Il s’agit donc de repenser l’agriculture et les pratiques alimentaires.

Julie Mayans, Référente pôle Sécurité alimentaire et Moyens d’existence de SOLIDARITÉS INTERNATIONAL, en témoigne : « Depuis longtemps déjà, de nombreux économistes et spécialistes de l’environnement s’accordent à dire, pour des raisons différentes mais complémentaires, que la manière dont le monde cultive, commercialise et consomme la nourriture n’est pas viable sur le long terme. Il faut se réapproprier les aliments locaux, ne pas consommer en excès les produits carnés ou laitiers, lutter contre le gaspillage alimentaire, diversifier la production agricole et développer ces filières localement, utiliser des engrais organiques, mettre en place des systèmes d’irrigation moins énergivores… Ces solutions durables existent et sont connues. Quelle frustration de constater qu’elles sont peu mises en place, alors qu’elles préviennent les situations d’insécurité alimentaire et de famine !

Chez SOLIDARITÉS INTERNATIONAL, nous formons par exemple les agriculteurs à la fabrication et l’utilisation de biopesticides et du compost en République Centrafricaine, au Cameroun mais aussi au Myanmar ou encore au Venezuela. Nous aidons aussi les pêcheurs à mieux transformer, conserver et commercialiser localement leurs poissons au Bangladesh et au Soudan du Sud. En plus de permettre une agriculture plus durable, ces solutions participent à la lutte contre le dérèglement climatique qui est un facteur majeur de la crise en cours. »

Mais ces projets nécessitent souvent un certain investissement financier et surtout une véritable volonté de changer nos fondamentaux. On leur préfère donc la perpétuation des systèmes actuels, désastreux sur le long terme. Les gouvernements doivent repenser leurs politiques agricoles et doivent avoir pour objectif d’atteindre la souveraineté alimentaire***. On le voit nettement aujourd’hui, les aliments sont globalement disponibles mais les prix s’affolent et ce sont les plus faibles qui trinquent encore.

Nous jouons avec le feu. Le monde a montré sa fragilité et des personnes paient de leurs vies les conséquences de cette crise. Après un pic sans précédent du cours des céréales en mai dernier, la tendance est à la baisse. Cependant, cette accalmie est trompeuse car elle ne change rien au problème de fond. Elle ne doit pas servir de prétexte à l’inaction au risque de perpétuer un système alimentaire mondial dangereux.
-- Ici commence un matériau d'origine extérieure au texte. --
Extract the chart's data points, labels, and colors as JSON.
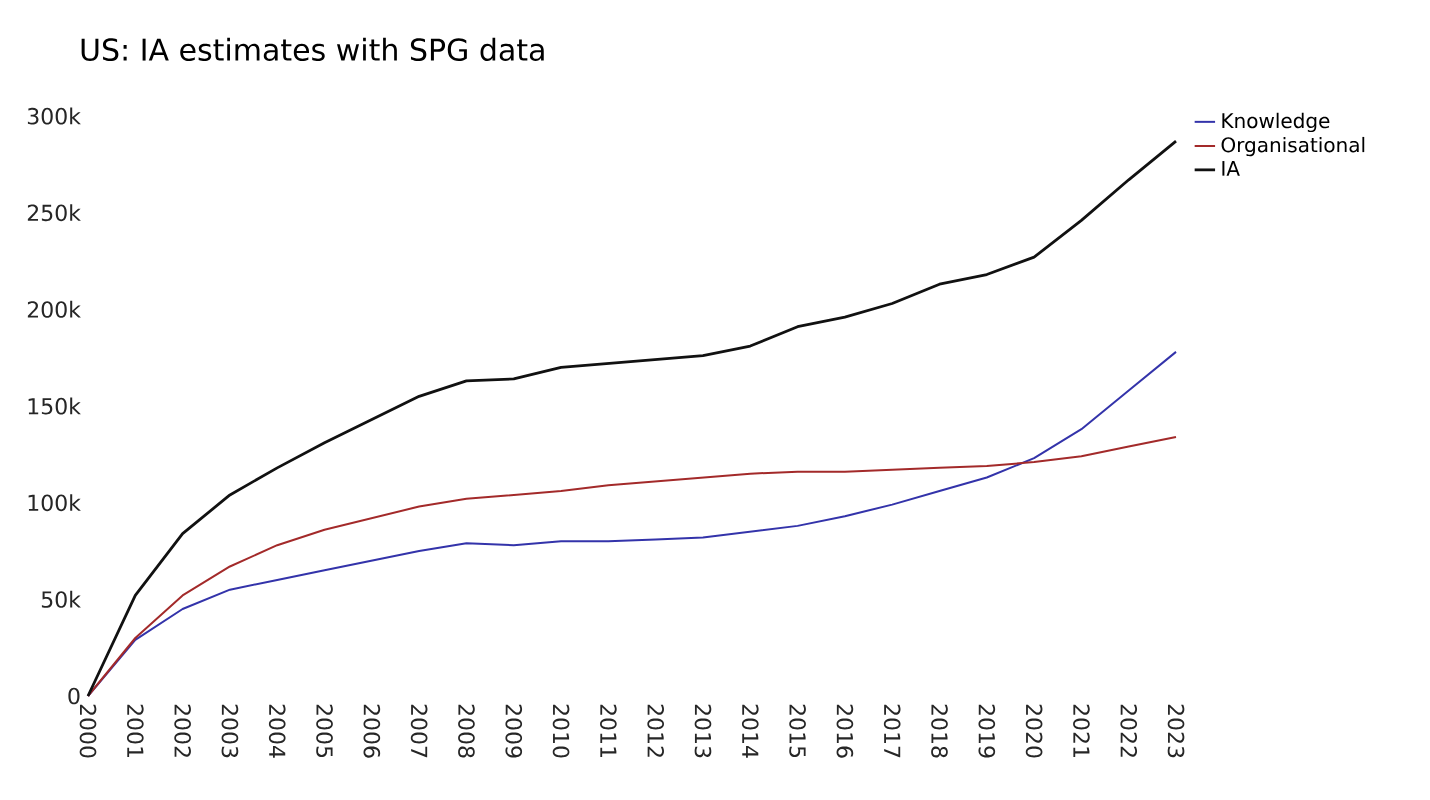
{
  "chart_data": {
    "type": "line",
    "title": "US: IA estimates with SPG data",
    "categories": [
      "2000",
      "2001",
      "2002",
      "2003",
      "2004",
      "2005",
      "2006",
      "2007",
      "2008",
      "2009",
      "2010",
      "2011",
      "2012",
      "2013",
      "2014",
      "2015",
      "2016",
      "2017",
      "2018",
      "2019",
      "2020",
      "2021",
      "2022",
      "2023"
    ],
    "series": [
      {
        "name": "Knowledge",
        "color": "#3333aa",
        "values": [
          0,
          29000,
          45000,
          55000,
          60000,
          65000,
          70000,
          75000,
          79000,
          78000,
          80000,
          80000,
          81000,
          82000,
          85000,
          88000,
          93000,
          99000,
          106000,
          113000,
          123000,
          138000,
          158000,
          178000
        ]
      },
      {
        "name": "Organisational",
        "color": "#a32a2a",
        "values": [
          0,
          30000,
          52000,
          67000,
          78000,
          86000,
          92000,
          98000,
          102000,
          104000,
          106000,
          109000,
          111000,
          113000,
          115000,
          116000,
          116000,
          117000,
          118000,
          119000,
          121000,
          124000,
          129000,
          134000
        ]
      },
      {
        "name": "IA",
        "color": "#111111",
        "values": [
          0,
          52000,
          84000,
          104000,
          118000,
          131000,
          143000,
          155000,
          163000,
          164000,
          170000,
          172000,
          174000,
          176000,
          181000,
          191000,
          196000,
          203000,
          213000,
          218000,
          227000,
          246000,
          267000,
          287000
        ]
      }
    ],
    "ylim": [
      0,
      300000
    ],
    "yticks": [
      0,
      {
        "value": 50000,
        "label": "50k"
      },
      {
        "value": 100000,
        "label": "100k"
      },
      {
        "value": 150000,
        "label": "150k"
      },
      {
        "value": 200000,
        "label": "200k"
      },
      {
        "value": 250000,
        "label": "250k"
      },
      {
        "value": 300000,
        "label": "300k"
      }
    ],
    "grid": false,
    "legend": "right",
    "marker": "none",
    "line_style": "solid"
  }
}
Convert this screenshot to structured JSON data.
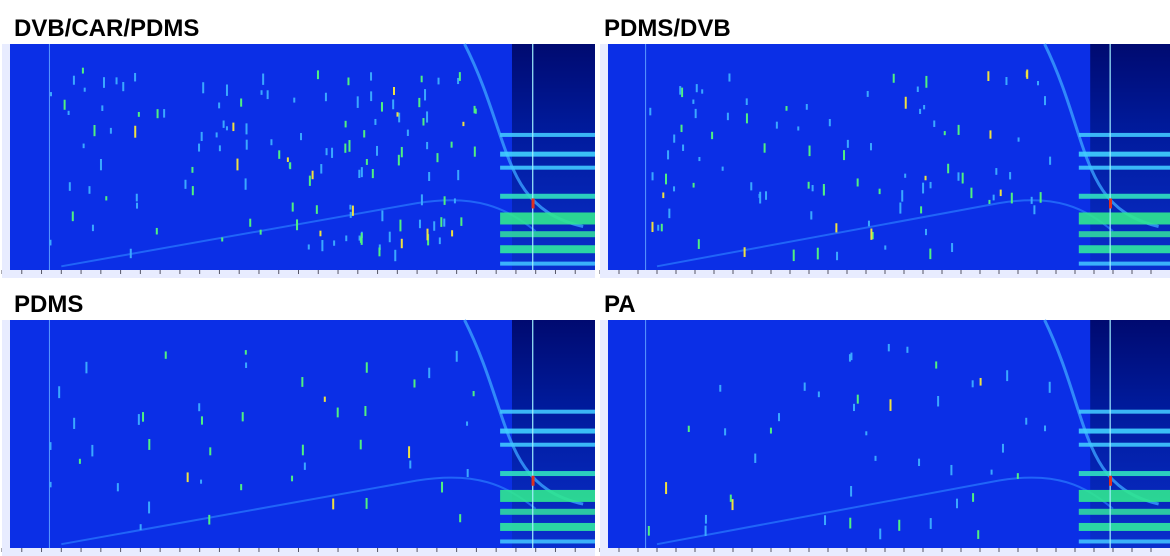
{
  "panels": [
    {
      "title": "DVB/CAR/PDMS"
    },
    {
      "title": "PDMS/DVB"
    },
    {
      "title": "PDMS"
    },
    {
      "title": "PA"
    }
  ]
}
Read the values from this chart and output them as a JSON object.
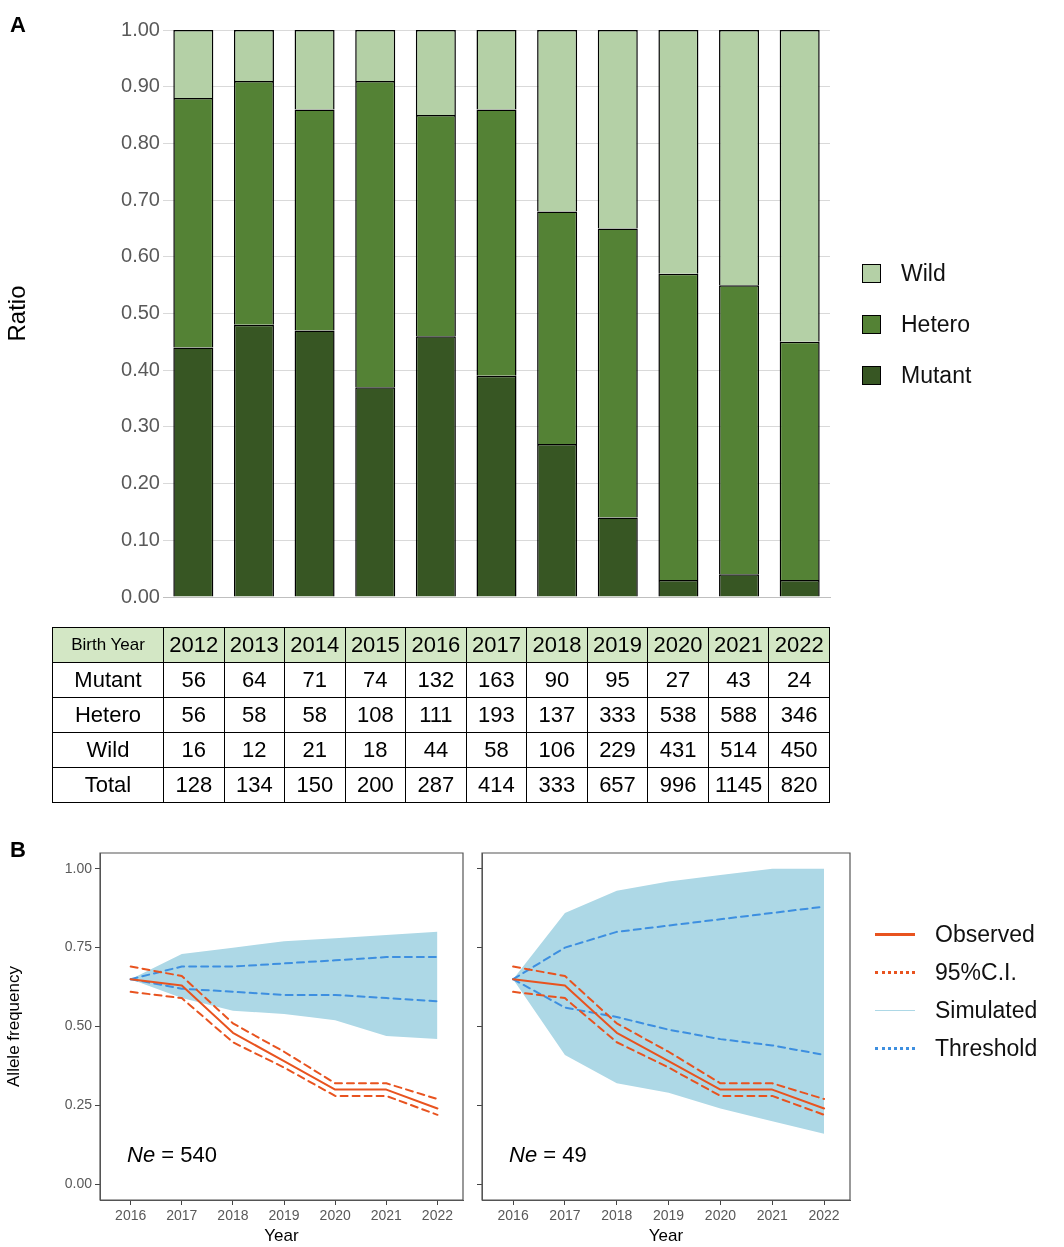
{
  "chart_data": [
    {
      "type": "bar",
      "title": "A",
      "ylabel": "Ratio",
      "categories": [
        "2012",
        "2013",
        "2014",
        "2015",
        "2016",
        "2017",
        "2018",
        "2019",
        "2020",
        "2021",
        "2022"
      ],
      "stacked": true,
      "series": [
        {
          "name": "Mutant",
          "color": "#375623",
          "values": [
            0.44,
            0.48,
            0.47,
            0.37,
            0.46,
            0.39,
            0.27,
            0.14,
            0.03,
            0.04,
            0.03
          ]
        },
        {
          "name": "Hetero",
          "color": "#548235",
          "values": [
            0.44,
            0.43,
            0.39,
            0.54,
            0.39,
            0.47,
            0.41,
            0.51,
            0.54,
            0.51,
            0.42
          ]
        },
        {
          "name": "Wild",
          "color": "#b4d0a6",
          "values": [
            0.12,
            0.09,
            0.14,
            0.09,
            0.15,
            0.14,
            0.32,
            0.35,
            0.43,
            0.45,
            0.55
          ]
        }
      ],
      "ylim": [
        0,
        1
      ],
      "yticks": [
        {
          "value": 0,
          "label": "0.00"
        },
        {
          "value": 0.1,
          "label": "0.10"
        },
        {
          "value": 0.2,
          "label": "0.20"
        },
        {
          "value": 0.3,
          "label": "0.30"
        },
        {
          "value": 0.4,
          "label": "0.40"
        },
        {
          "value": 0.5,
          "label": "0.50"
        },
        {
          "value": 0.6,
          "label": "0.60"
        },
        {
          "value": 0.7,
          "label": "0.70"
        },
        {
          "value": 0.8,
          "label": "0.80"
        },
        {
          "value": 0.9,
          "label": "0.90"
        },
        {
          "value": 1,
          "label": "1.00"
        }
      ],
      "grid": "y",
      "legend": "right",
      "tick_labels": "y"
    },
    {
      "type": "heatmap",
      "xlabel": "Birth Year",
      "categories": [
        "2012",
        "2013",
        "2014",
        "2015",
        "2016",
        "2017",
        "2018",
        "2019",
        "2020",
        "2021",
        "2022"
      ],
      "y_categories": [
        "Mutant",
        "Hetero",
        "Wild",
        "Total"
      ],
      "cells": [
        [
          56,
          64,
          71,
          74,
          132,
          163,
          90,
          95,
          27,
          43,
          24
        ],
        [
          56,
          58,
          58,
          108,
          111,
          193,
          137,
          333,
          538,
          588,
          346
        ],
        [
          16,
          12,
          21,
          18,
          44,
          58,
          106,
          229,
          431,
          514,
          450
        ],
        [
          128,
          134,
          150,
          200,
          287,
          414,
          333,
          657,
          996,
          1145,
          820
        ]
      ],
      "data_labels": true
    },
    {
      "type": "line",
      "title": "B",
      "xlabel": "Year",
      "ylabel": "Allele frequency",
      "x": [
        2016,
        2017,
        2018,
        2019,
        2020,
        2021,
        2022
      ],
      "series": [
        {
          "color": "#e8531f",
          "values": [
            0.65,
            0.63,
            0.48,
            0.39,
            0.3,
            0.3,
            0.24
          ]
        },
        {
          "color": "#e8531f",
          "line_style": "dashed",
          "values": [
            0.69,
            0.66,
            0.51,
            0.42,
            0.32,
            0.32,
            0.27
          ]
        },
        {
          "color": "#e8531f",
          "line_style": "dashed",
          "values": [
            0.61,
            0.59,
            0.45,
            0.37,
            0.28,
            0.28,
            0.22
          ]
        },
        {
          "color": "#add8e6",
          "values": [
            null,
            null,
            null,
            null,
            null,
            null,
            null
          ],
          "lower": [
            0.65,
            0.59,
            0.55,
            0.54,
            0.52,
            0.47,
            0.46
          ],
          "upper": [
            0.65,
            0.73,
            0.75,
            0.77,
            0.78,
            0.79,
            0.8
          ]
        },
        {
          "color": "#3d8fe0",
          "line_style": "dashed",
          "values": [
            0.65,
            0.69,
            0.69,
            0.7,
            0.71,
            0.72,
            0.72
          ]
        },
        {
          "color": "#3d8fe0",
          "line_style": "dashed",
          "values": [
            0.65,
            0.62,
            0.61,
            0.6,
            0.6,
            0.59,
            0.58
          ]
        }
      ],
      "annotations": [
        "Ne = 540"
      ],
      "xlim": [
        2015.4,
        2022.5
      ],
      "xticks": [
        2016,
        2017,
        2018,
        2019,
        2020,
        2021,
        2022
      ],
      "ylim": [
        -0.05,
        1.05
      ],
      "yticks": [
        {
          "value": 0,
          "label": "0.00"
        },
        {
          "value": 0.25,
          "label": "0.25"
        },
        {
          "value": 0.5,
          "label": "0.50"
        },
        {
          "value": 0.75,
          "label": "0.75"
        },
        {
          "value": 1,
          "label": "1.00"
        }
      ]
    },
    {
      "type": "line",
      "xlabel": "Year",
      "x": [
        2016,
        2017,
        2018,
        2019,
        2020,
        2021,
        2022
      ],
      "series": [
        {
          "name": "Observed",
          "color": "#e8531f",
          "values": [
            0.65,
            0.63,
            0.48,
            0.39,
            0.3,
            0.3,
            0.24
          ]
        },
        {
          "name": "95%C.I.",
          "color": "#e8531f",
          "line_style": "dashed",
          "values": [
            0.69,
            0.66,
            0.51,
            0.42,
            0.32,
            0.32,
            0.27
          ]
        },
        {
          "color": "#e8531f",
          "line_style": "dashed",
          "values": [
            0.61,
            0.59,
            0.45,
            0.37,
            0.28,
            0.28,
            0.22
          ]
        },
        {
          "name": "Simulated",
          "color": "#add8e6",
          "values": [
            null,
            null,
            null,
            null,
            null,
            null,
            null
          ],
          "lower": [
            0.65,
            0.41,
            0.32,
            0.29,
            0.24,
            0.2,
            0.16
          ],
          "upper": [
            0.65,
            0.86,
            0.93,
            0.96,
            0.98,
            1.0,
            1.0
          ]
        },
        {
          "name": "Threshold",
          "color": "#3d8fe0",
          "line_style": "dashed",
          "values": [
            0.65,
            0.75,
            0.8,
            0.82,
            0.84,
            0.86,
            0.88
          ]
        },
        {
          "color": "#3d8fe0",
          "line_style": "dashed",
          "values": [
            0.65,
            0.56,
            0.53,
            0.49,
            0.46,
            0.44,
            0.41
          ]
        }
      ],
      "annotations": [
        "Ne = 49"
      ],
      "xlim": [
        2015.4,
        2022.5
      ],
      "xticks": [
        2016,
        2017,
        2018,
        2019,
        2020,
        2021,
        2022
      ],
      "ylim": [
        -0.05,
        1.05
      ],
      "yticks": [
        {
          "value": 0,
          "label": null
        },
        {
          "value": 0.25,
          "label": null
        },
        {
          "value": 0.5,
          "label": null
        },
        {
          "value": 0.75,
          "label": null
        },
        {
          "value": 1,
          "label": null
        }
      ],
      "tick_labels": "x",
      "legend": "right"
    }
  ]
}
Il est temps d’agir, ensemble. Se nourrir est un droit pour toutes et tous.

 

Antoine Peigney, Président de SOLIDARITÉS INTERNATIONAL

 

*Rapport 2022 sur l’état de la sécurité alimentaire et la nutrition dans le monde (SOFI) The State of Food Security and Nutrition in the World 2022 | FAO | Food and Agriculture Organization of the United Nations

**Selon, les projections de la FAO (L’Organisation des Nations unies pour l’alimentation et l’agriculture) dans sa classification IPC (Cadre intégré de classification de la sécurité alimentaire qui permet d’élaborer des scénarios de nombre de personnes en insécurité alimentaire dans le monde).

***La Souveraineté Alimentaire est « le droit des populations et des pays à définir leur propres politiques alimentaire et agricole, lesquelles doivent être écologiquement, socialement, économiquement et culturellement adaptées” (Sommet Mondial de l’Alimentation à Rome, 2002).